Ни один из леших веселый тон Филппа не поддержал.
– Лица у вас очень задумчивые и в глазах тоска, – сокрушенно покачал головой водяной. – Даже Еропка молчит. Да вы, наверно, никак мерзавца, что зерна украл, поймать не можете!? – удивился он. – А я думал, вы его давно отловили, вымочили, как следует в болоте, и на корявую осину сушить повесили.
– Поймать дело простое, никак не можем вычислить, какая личность все это антинародное преступление сотворила, – пожаловался Еропка. – Крутовня дурацкая получается. Полная теорема без всяких доказательств. Ты, говорят, той ночью с кем-то чужим в Лесу познакомился?
– Это он со мной познакомился, – широко ухмыльнулся Филипп и с удовольствием посмотрел на здоровенную ладонь правой руки. – Шатается по Лесу всякая шантрапа. Если ты в гости пришел, то представься по всей форме, чтобы хозяин знал, с кем дело имеет. А этот ни слова не вякнул и полез, куда ему лезть, вовсе не следовало. Я ему зубы и сосчитал.
О том, что вначале, водяной гостью, ни с того, ни с сего, оплеуху залепил, Филипп и не вспомнил. А уж о том, что его самого слегой перетянули – тем более вспоминать не стал.
– Как он выглядит? – спросил Гудим.
– Кто он такой, чтобы я его еще и разглядывал, – хохотнул водяной. – Ухо у него есть, это точно. Про второе не скажу, а одно есть. И зубы были. Может какие-то еще и остались. Не считать же мне их. А разглядывать я его не стал.
– Значит, не знаешь, как выглядит? – с сожалением повторил вопрос Ставр.
– Конечно, не знаю. Не мое это дело разглядывать всяких бродяг. У меня для этого омутники есть и подкоряжники.
– Жалко. Какие-то чужие в Лесу ходят, а какие они из себя мы не знаем. – Ты не был ли там? – спросил он у Фитюка.

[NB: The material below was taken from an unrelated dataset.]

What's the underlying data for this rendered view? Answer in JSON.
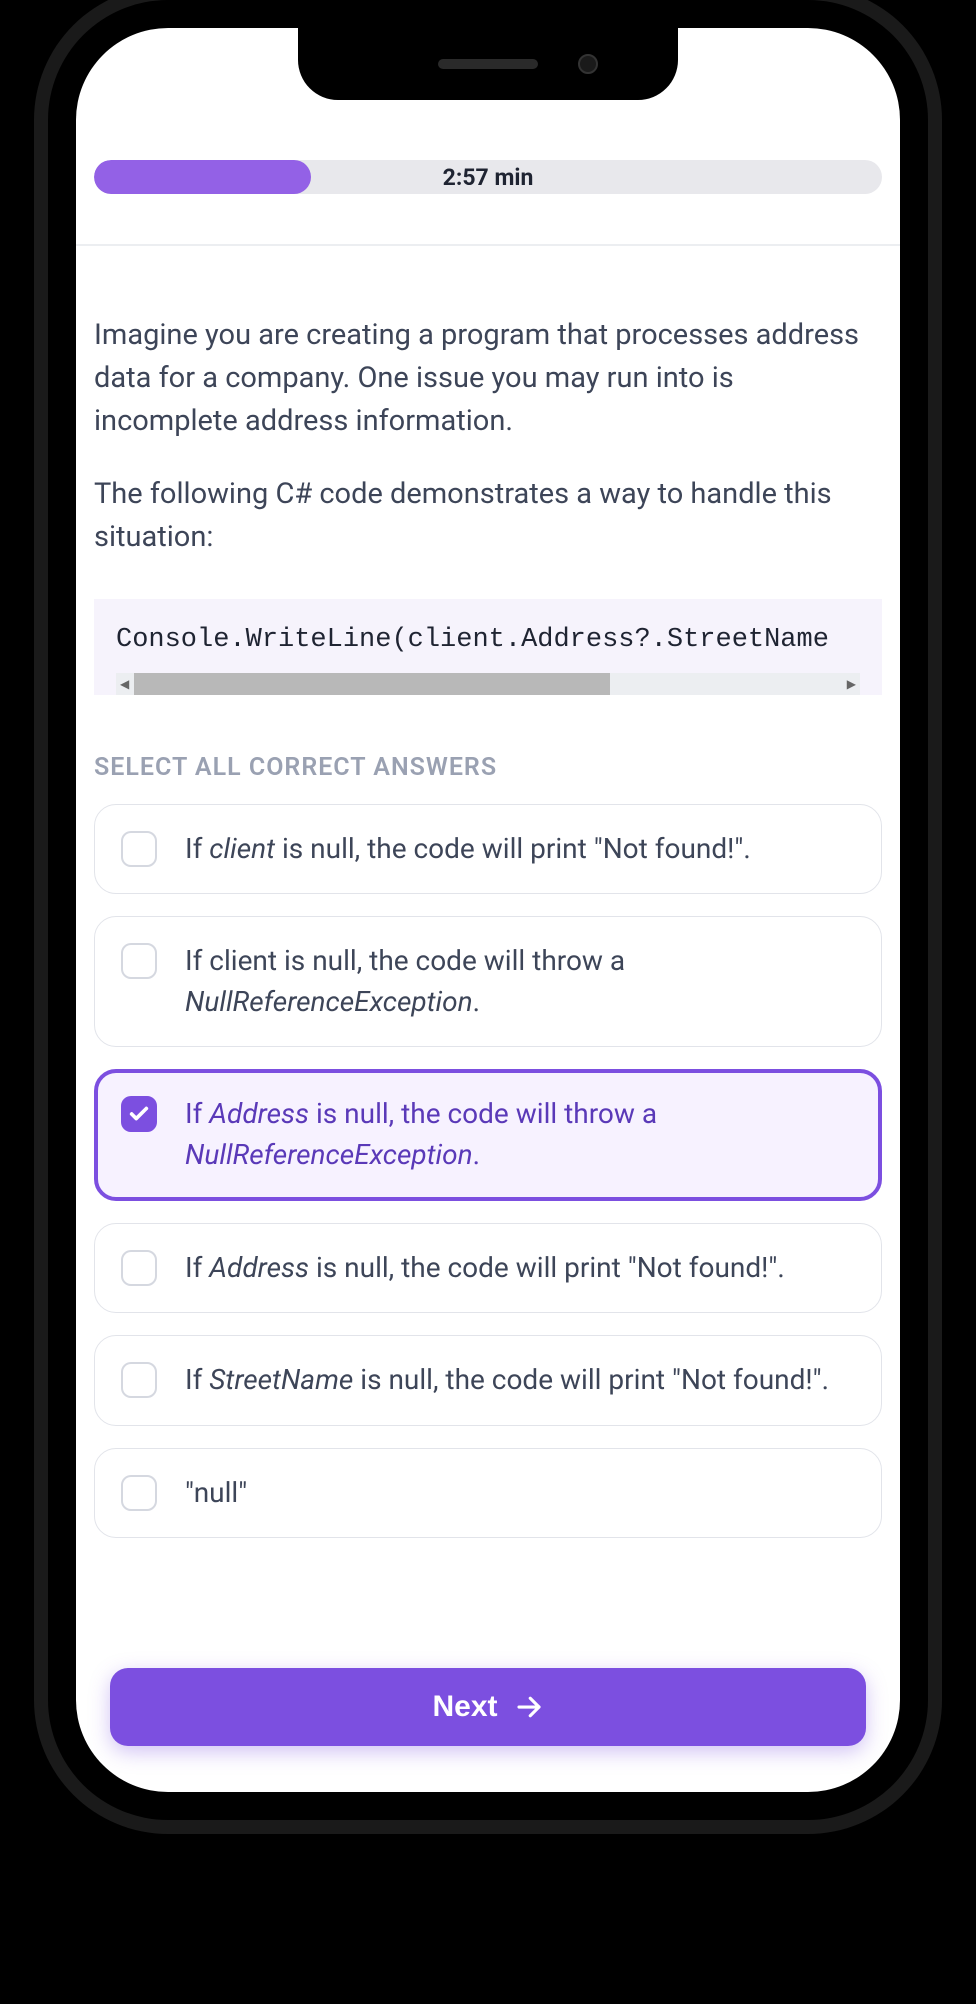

– Конечно, был, сопровождал хозяина, – с достоинством заявил старший подкоряжник. – Мало ли что случится может.
– Как ты допустил, чтобы твоего хозяина слегой поперек спины перетянули? – задал ехидный вопрос Еропка. – На кой хрен такое сопровождение, если слега дубовая.
– И это в Лесу знают? – покачал головой водяной.
– Фроська на хвосте принесла, – хмыкнул Еропка.
– Ну и что, – нисколько не смутился Филипп. – Подкоряжник свое место знает. Обучен. Если бы Фитюк полез меня защищать, ему бы первому и досталось. От меня, – пояснил он. – Со своими супротивниками, я сам разбираюсь, в этом деле мне помощников не надо. Ты заметил, каким тот пришлый был? – спросил он у Фитюка.
– Заметил.
– Раз заметил, так докладывай, со всеми подробностями, – потребовал водяной.
– Длинный...
– И лохматый, – подсказал Бурята, вспомнивший рассказ Хрола.
– Точно, лохматый, – обрадовался Фитюк. – Длинная черная борода.
– Чужой, – отметил Ставр. – У нас чернобородых нет. Еще чего?
– Плечи широкие, руки длинные, на ногах мягкие сапоги, а куртка серая, как у леших, только застегнута на другую сторону, – продолжил Фитюк и на этом исчерпал запас примет незнакомца.
– Какие-нибудь особые приметы у него есть? – поинтересовался Бурята.
Фитюк задумался.
– Такое, что ни у кого нет, а у него есть, – подсказал Бурята.
– А-а-а! – обрадовался Фитюк. – Конечно. Ухо у него правое сейчас вот такое, – Фитюк представил лешим широкую ладонь своей правой руки. – И красное.
– Такое большое? – не поверил Бурята.
– Хозяин приложился, – объяснил Фитюк. – И еще у него есть особая примета, но наоборот. Это значит – у всех есть, а у него нет.
– Ну-ну...
– Тоже работа хозяина. Зубов у него нет. Осталось немного, самая малость.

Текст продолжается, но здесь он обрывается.